Green check
Link copied to clipboard

How to train Ultralytics YOLO models to detect animals in the wild

Learn how to train YOLO models to detect animals in the wild using the African Wildlife Dataset and use the model to run inferences on unseen images.

Our planet’s wildlife is incredibly diverse, from buzzing bees to towering elephants, and preserving this biodiversity is key to maintaining a balanced ecosystem. However, conservation efforts are becoming more challenging due to habitat loss, poaching, and climate change. All of these factors negatively affect wildlife populations. 

Traditional animal monitoring methods, like manually analyzing camera trap images and conducting field surveys, can be slow and require a lot of resources. These efforts often fail to cover large areas and big populations effectively.

To overcome these limitations, artificial intelligence (AI) can be used as an impactful tool in wildlife conservation. Specifically, computer vision models like Ultralytics YOLO11 can analyze visual data like images and videos to automate the real-time identification and tracking of animals. 

Computer vision tasks like object detection and instance segmentation, supported by YOLO11, are very useful here. By analyzing visual data, these tasks help us collect crucial data, identify ecological patterns, and respond more effectively to environmental threats.

In this article, we will walk through the process of training YOLO11 to detect animals. Let’s get started!

Getting started with Ultralytics YOLO11

Before diving into the tutorial, let's take a look at the different setup options and tools you'll need to train and use YOLO11. 
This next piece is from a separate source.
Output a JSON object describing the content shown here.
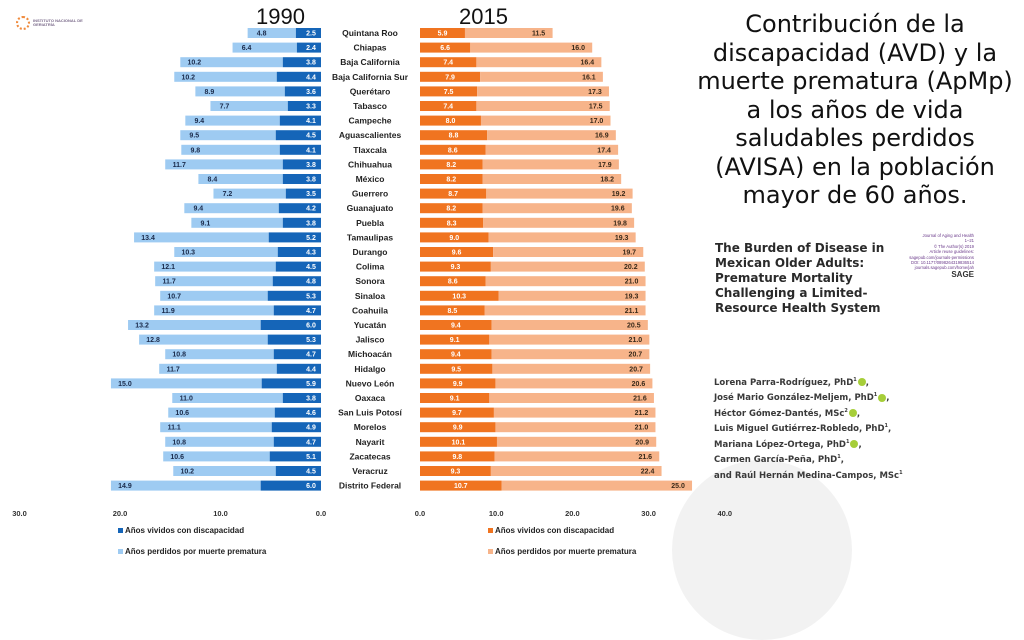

The main tool you'll need is the Ultralytics Python package, which makes it easy to work with YOLO models for tasks like training, detecting objects, and running inferences. To use the Ultralytics package, you'll need to set up an environment to run your code, and there are various options you can choose from.

Here are some of the most popular options for setting up your development environment:

  • Command-line interface (CLI): The CLI, also known as the terminal, is a text-based tool that lets you interact with your computer by typing commands. Unlike graphical interfaces (GUIs), where you click buttons and use a mouse, the CLI requires you to type text instructions to run programs or execute tasks.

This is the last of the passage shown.